Primo Levi - Das periodische System

Es gibt 18 Antworten in diesem Thema, welches 6.695 mal aufgerufen wurde. Der letzte Beitrag () ist von Alice.

  • Primo Levi wurde 1919 in Italien als Sohn einer jüdischen Familie geboren und war schon als Kind von der Chemie fasziniert. In diesem autobiographischen Buch dienen verschiedene chemische Elemente als Kapitelüberschriften: Wasserstoff erinnert an die ersten chemischen Experimente, heimlich mit einem Freund durchgeführt im Labor von dessen älterem Bruder; Eisen ist seinem Studienfreund Sandro gewidmet, mit dem er das Bergsteigen entdeckte. In einem Nickelbergwerk arbeitete er während des Krieges, als er wegen seiner Religionszugehörigkeit eigentlich keine Arbeit finden konnte. Mit Kalium experimentierte er mit rudimentären Mitteln in einem heruntergekommenen Labor, um wissenschaftliche Erfahrung zu sammeln, unterstützt durch einen freundlich gesinnten Universitätsassistenten. Eine fehlerhaften Vanadiumverbindung führt ihn Jahre nach dem Krieg wieder mit dem Mann zusammen, der im Chemielabor von Auschwitz sein Vorgesetzter war.
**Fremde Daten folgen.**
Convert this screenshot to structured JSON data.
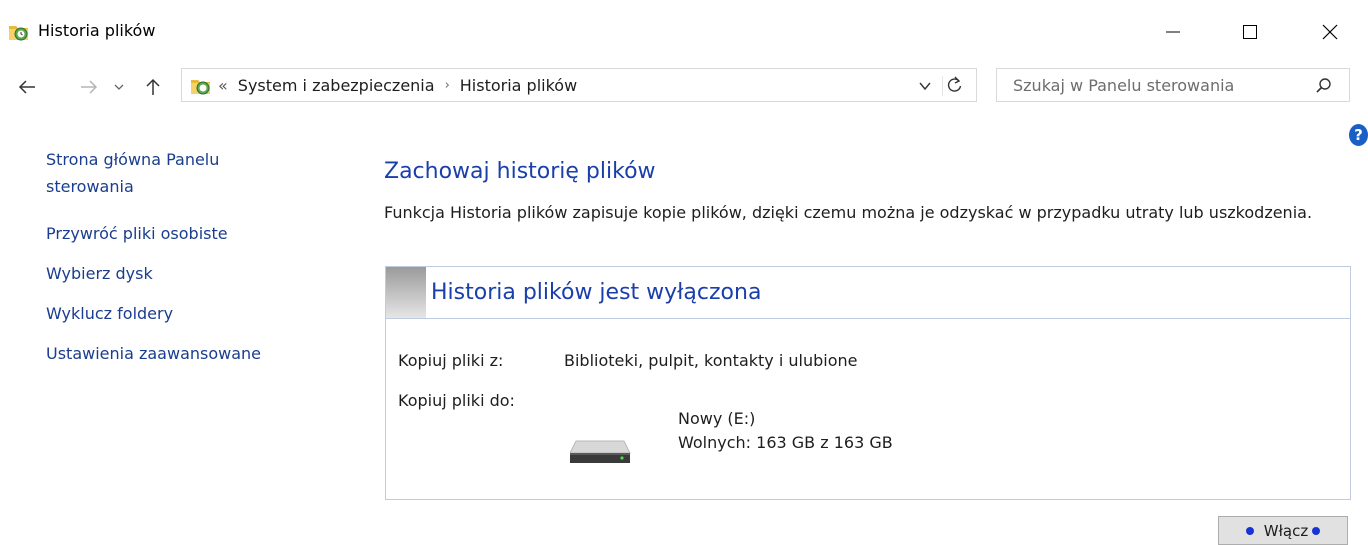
{
  "window": {
    "title": "Historia plików",
    "icon": "file-history-icon",
    "controls": [
      "minimize-icon",
      "maximize-icon",
      "close-icon"
    ]
  },
  "navigation": {
    "address_icon": "control-panel-icon",
    "breadcrumb_prefix": "«",
    "breadcrumbs": [
      "System i zabezpieczenia",
      "Historia plików"
    ],
    "search_placeholder": "Szukaj w Panelu sterowania"
  },
  "sidebar": {
    "items": [
      {
        "label": "Strona główna Panelu sterowania"
      },
      {
        "label": "Przywróć pliki osobiste"
      },
      {
        "label": "Wybierz dysk"
      },
      {
        "label": "Wyklucz foldery"
      },
      {
        "label": "Ustawienia zaawansowane"
      }
    ]
  },
  "main": {
    "heading": "Zachowaj historię plików",
    "description": "Funkcja Historia plików zapisuje kopie plików, dzięki czemu można je odzyskać w przypadku utraty lub uszkodzenia.",
    "status_title": "Historia plików jest wyłączona",
    "copy_from_label": "Kopiuj pliki z:",
    "copy_from_value": "Biblioteki, pulpit, kontakty i ulubione",
    "copy_to_label": "Kopiuj pliki do:",
    "drive_name": "Nowy (E:)",
    "drive_free": "Wolnych: 163 GB z 163 GB",
    "enable_button": "Włącz"
  },
  "colors": {
    "link": "#1a3d8f",
    "heading": "#1a3fab",
    "panel_border": "#bfcce0",
    "button_dot": "#1733d6"
  }
}
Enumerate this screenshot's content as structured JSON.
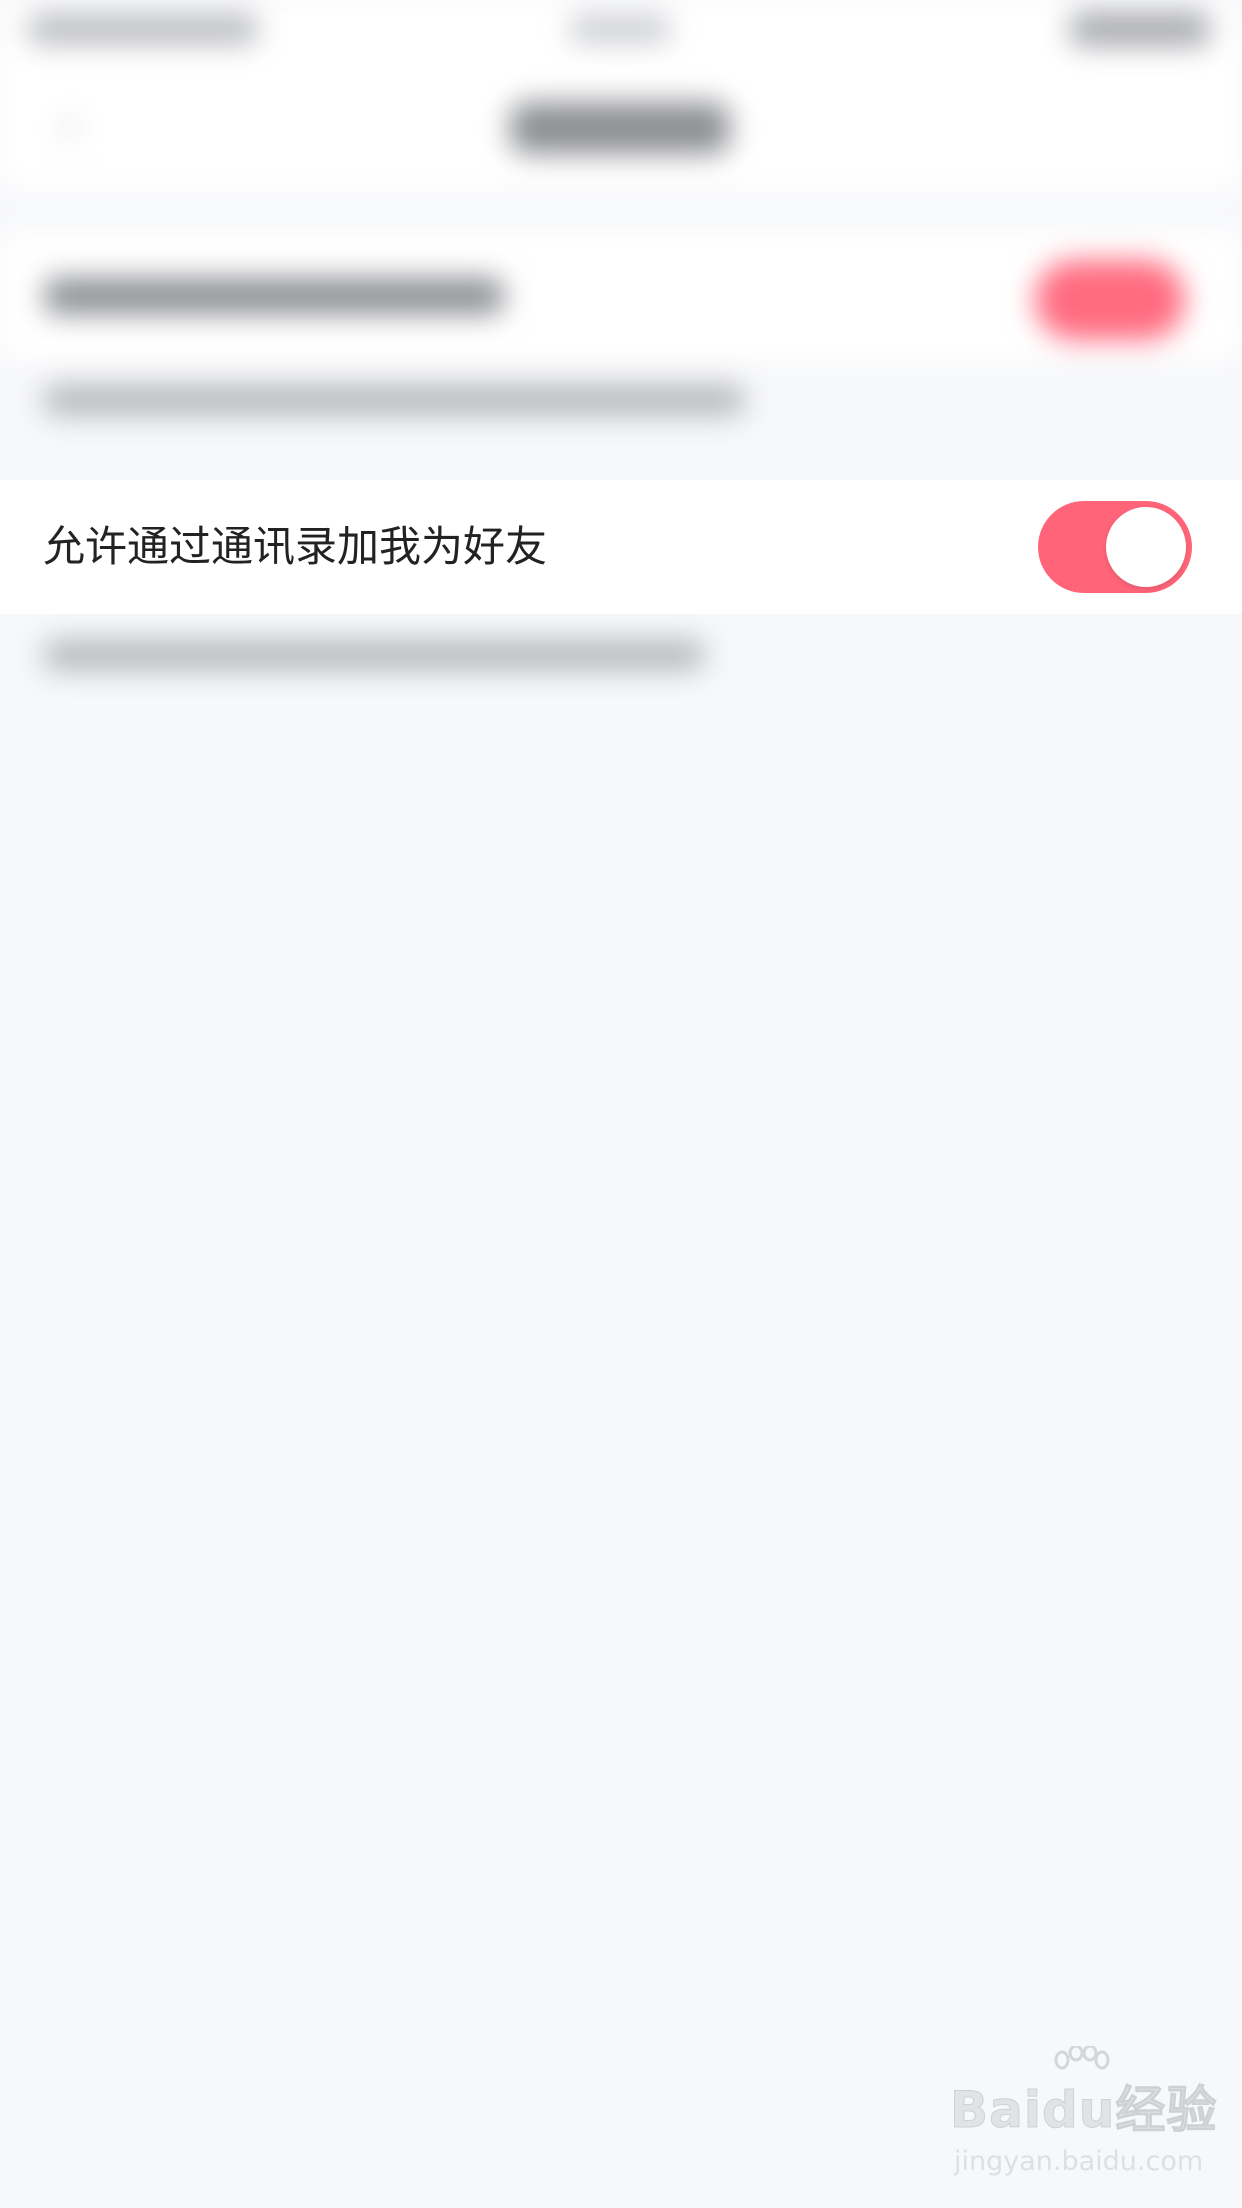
{
  "setting": {
    "label": "允许通过通讯录加我为好友",
    "enabled": true
  },
  "colors": {
    "accent": "#ff6478",
    "background": "#f7f8fa",
    "row_background": "#ffffff",
    "label_text": "#222222"
  },
  "icons": {
    "toggle": "toggle-switch-icon",
    "watermark_paw": "baidu-paw-icon"
  },
  "watermark": {
    "logo": "Baidu经验",
    "url": "jingyan.baidu.com"
  }
}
    Die Jahre im Konzentrationslager und seine Rückkehr nach Italien bleiben leider völlig ausgespart, er verweist allerdings mehrmals auf seine anderen Bücher, in denen er diese Zeit beschreibt.


    Auch ein paar fiktive Geschichten, die er passend zu einigen Elementen geschrieben hat, finden sich in dem Buch wieder; im Gesamtzusammenhang fand ich diese ein wenig deplaziert. Sie sind interessant, doch während der Erzählfluss seiner Lebenserinnerungen trotz der Episodenhaftigkeit stets gewährt bleibt, unterbrechen diese Kurzgeschichten ihn eher. Vielleicht ist das auch Absicht, ich konnte es nicht erkennen.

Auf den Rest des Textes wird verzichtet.